Bienvenida a mi espacio personal

Te comparto mi historia; probablemente, compartamos muchas cositas:

Mi nombre es Ico. Sí…, así como suena… Por si tienes curiosidad, es el nombre de una princesa aborigen de la isla de Lanzarote. Nací en 1978 en Las Palmas de Gran Canaria y vivo en la isla de Fuerteventura; así que ya ves, isleña y canaria 100% ¡Huelo a mar por los poros!

Hace unos 10 años, mientras en el mundo se iniciaba una gran crisis económica y estructural, yo de forma paralela atravesaba mi propia crisis vital. 

Desde el año 2002, como trabajadora social de la Administración Pública local, me dedicaba al acompañamiento directo de personas, grupos y colectivos. El objetivo, mejorar su bienestar y su calidad de vida. La crisis cuestionó duramente este sistema y yo comencé a cuestionarme a mí misma. 

Existía en mí un espíritu emprendedor muy vibrante -que yo ni siquiera veía- que vivía en una realidad muy encorsetada, a la que yo misma me había adaptado inconscientemente, gracias a mis miedos, creencias y limitaciones mentales. Hoy sé que la escasa capacidad para crear y crecer me asfixiaba y desmotivaba. Carecía de libertad y poder personal para ser YO.

 

¿Cómo lo vivía? Toda una revolución pasaba dentro de mí. La sentía, pero no sabía ponerle nombre y eso me angustiaba. Vivía con un nudo continuo en el estómago, nervios, frecuentes dolores de cabeza, alteración del sueño, estado de alerta, ansiedad… Tenía dificultad para encontrar un estado de paz y de calma. Lo más curioso es que para mí era completamente “normal”, estaba acostumbrada a vivir así. Hacía responsable de mi malestar a mi trabajo, a mi familia, a mi entorno… “Tragaba” situaciones incómodas, me sentía víctima de las circunstancias, y sin darme cuenta vivía la Vida con mucho esfuerzo para salir adelante. 

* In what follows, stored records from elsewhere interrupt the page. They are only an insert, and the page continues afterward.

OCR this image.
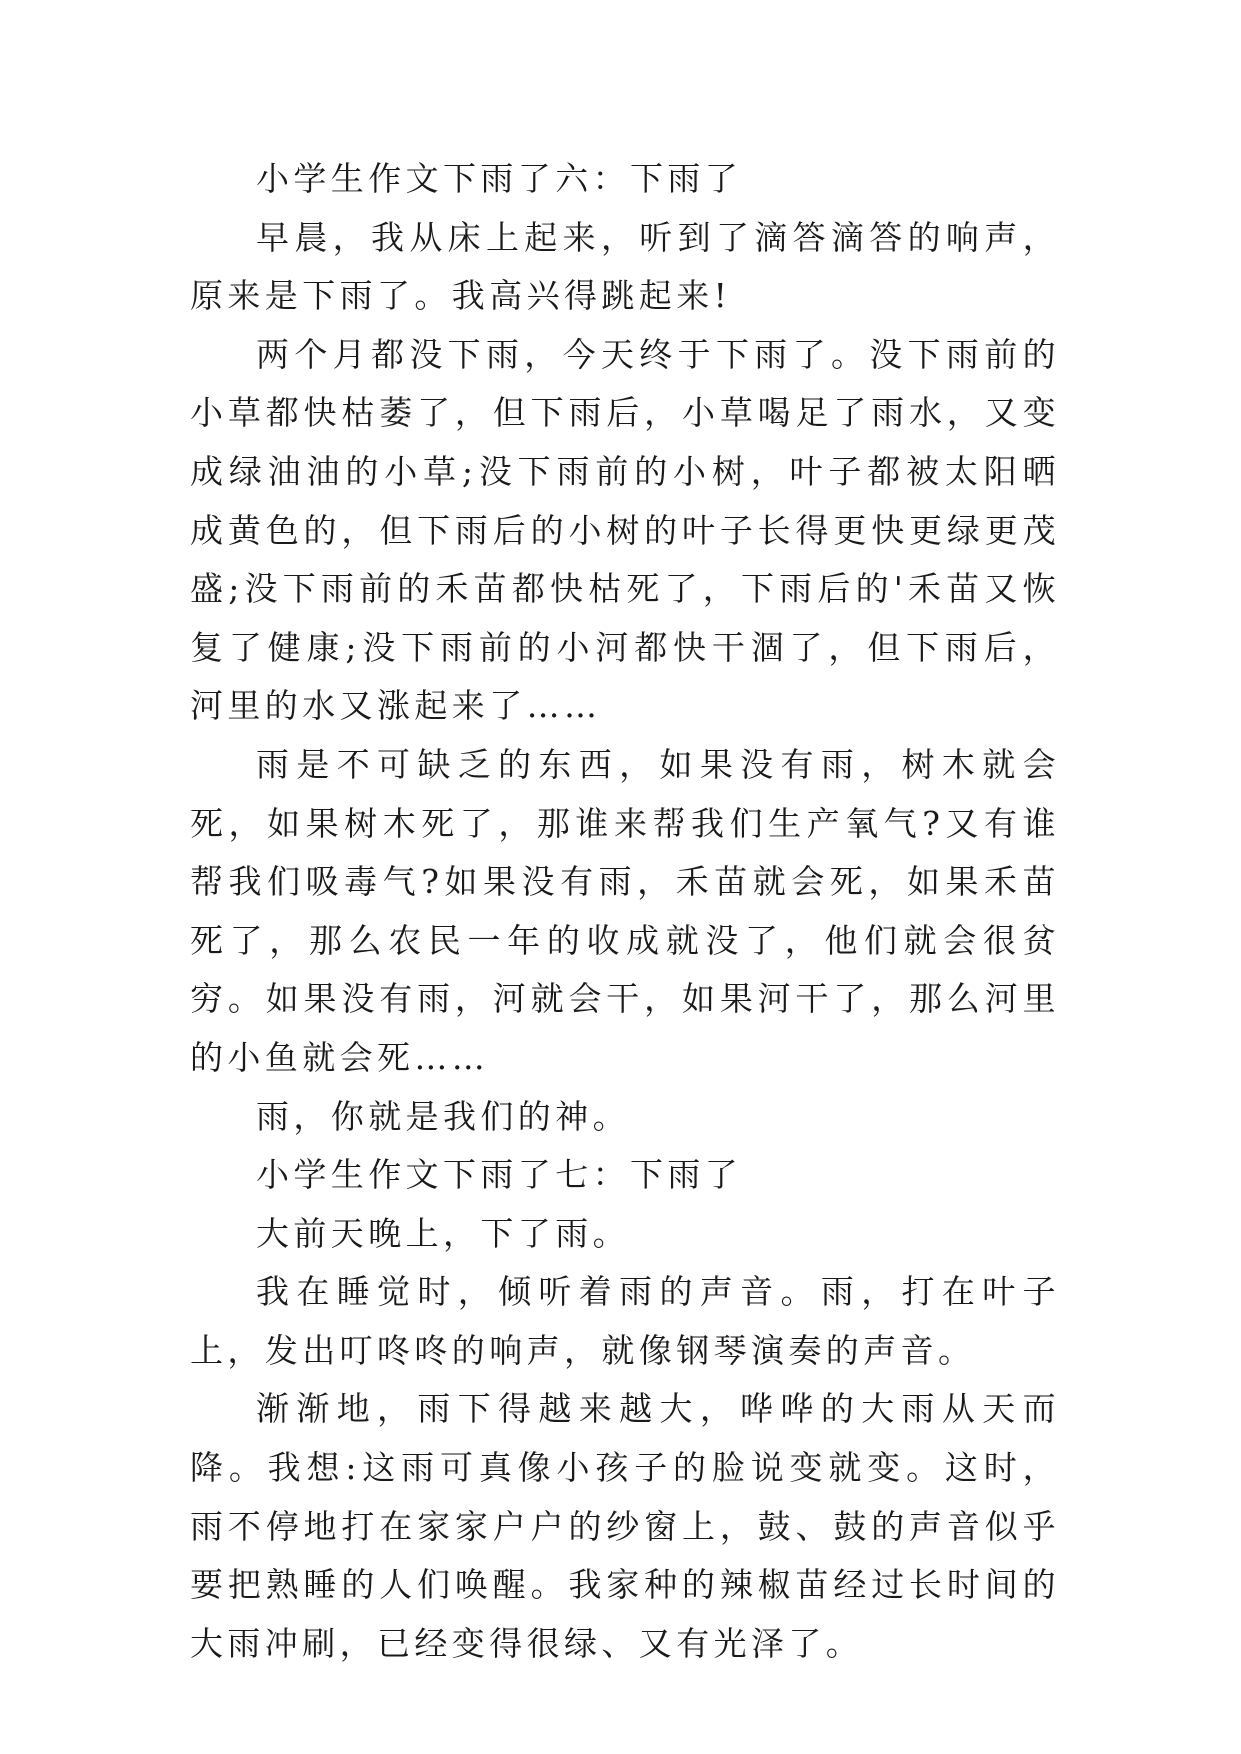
小学生作文下雨了六：下雨了

早晨，我从床上起来，听到了滴答滴答的响声，原来是下雨了。我高兴得跳起来!

两个月都没下雨，今天终于下雨了。没下雨前的小草都快枯萎了，但下雨后，小草喝足了雨水，又变成绿油油的小草;没下雨前的小树，叶子都被太阳晒成黄色的，但下雨后的小树的叶子长得更快更绿更茂盛;没下雨前的禾苗都快枯死了，下雨后的'禾苗又恢复了健康;没下雨前的小河都快干涸了，但下雨后，河里的水又涨起来了……

雨是不可缺乏的东西，如果没有雨，树木就会死，如果树木死了，那谁来帮我们生产氧气?又有谁帮我们吸毒气?如果没有雨，禾苗就会死，如果禾苗死了，那么农民一年的收成就没了，他们就会很贫穷。如果没有雨，河就会干，如果河干了，那么河里的小鱼就会死……

雨，你就是我们的神。

小学生作文下雨了七：下雨了

大前天晚上，下了雨。

我在睡觉时，倾听着雨的声音。雨，打在叶子上，发出叮咚咚的响声，就像钢琴演奏的声音。

渐渐地，雨下得越来越大，哗哗的大雨从天而降。我想:这雨可真像小孩子的脸说变就变。这时，雨不停地打在家家户户的纱窗上，鼓、鼓的声音似乎要把熟睡的人们唤醒。我家种的辣椒苗经过长时间的大雨冲刷，已经变得很绿、又有光泽了。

Poner límites y expresar qué me pasaba, me resultaba muy difícil, y la frustración tenía mucho protagonismo en mi vida… Hasta que peté…, mi cuerpo me dijo: ¡Para! Ya arrastraba una úlcera duodenal y un colon irritable. Por suerte, un ataque de ansiedad “me despertó”. Y empecé a cuestionar mi forma de vivir… Y hoy digo: “¡GRACIAS!

 

A partir de aquí, emprendí un camino de crecimiento personal, autoconocimiento e indagación profunda; también un camino formativo dirigido hacia el acompañamiento terapéutico emocional, cuya suma me ha hecho darle “la vuelta a la tortilla” a mi manera de ver la vida y de vivirla y, claramente, soy mucho más feliz.

Hoy soy emprendedora, me dedico al Acompañamiento Terapéutico y a la Conciliación Emocional y trabajo al servicio de las personas desde un lugar más amable, creativo y reconfortante para mí y, por ende, para ellas.

Mi objetivo personal actual es ser dueña de mi vida; hacer el ejercicio diario de vivirla en plena consciencia y ser coherente conmigo misma y mis emociones cuando tomo decisiones. Trabajo con pasión, dedicación, mucho amor, cercanía y profesionalidad; y sobre todo, creyendo en lo necesario de mi trabajo para favorecer el bienestar de la comunidad.

Y ahora...

Mi propósito es mejorar la calidad de vida emocional de las personas, acompañándoles en su proceso de autoconocimiento y crecimiento personal y facilitar sus procesos de cambio, de manera acompañada, sostenida y segura. Quiero revertir mi experiencia vital en el otro; aportar mi aprendizaje y mi conocimiento al mundo de manera cercana, sencilla, humilde y amorosa. 

Como emprendedora, he ido experimentando y tomando conciencia del gran movimiento emocional interno que supone cada paso que doy; y cómo esta experiencia me está ayudando a conocerme aún más y me facilita acompañar a personas en su camino del emprendimiento desde el plano emocional.

Soy feminista, me preocupa el poco amor que le estamos dando a la Madre Tierra y disfruto mucho bailando, recorriendo mundo con mi pareja, nutriéndome con las mujeres de mi vida -mi gran tribu femenina- y leyendo.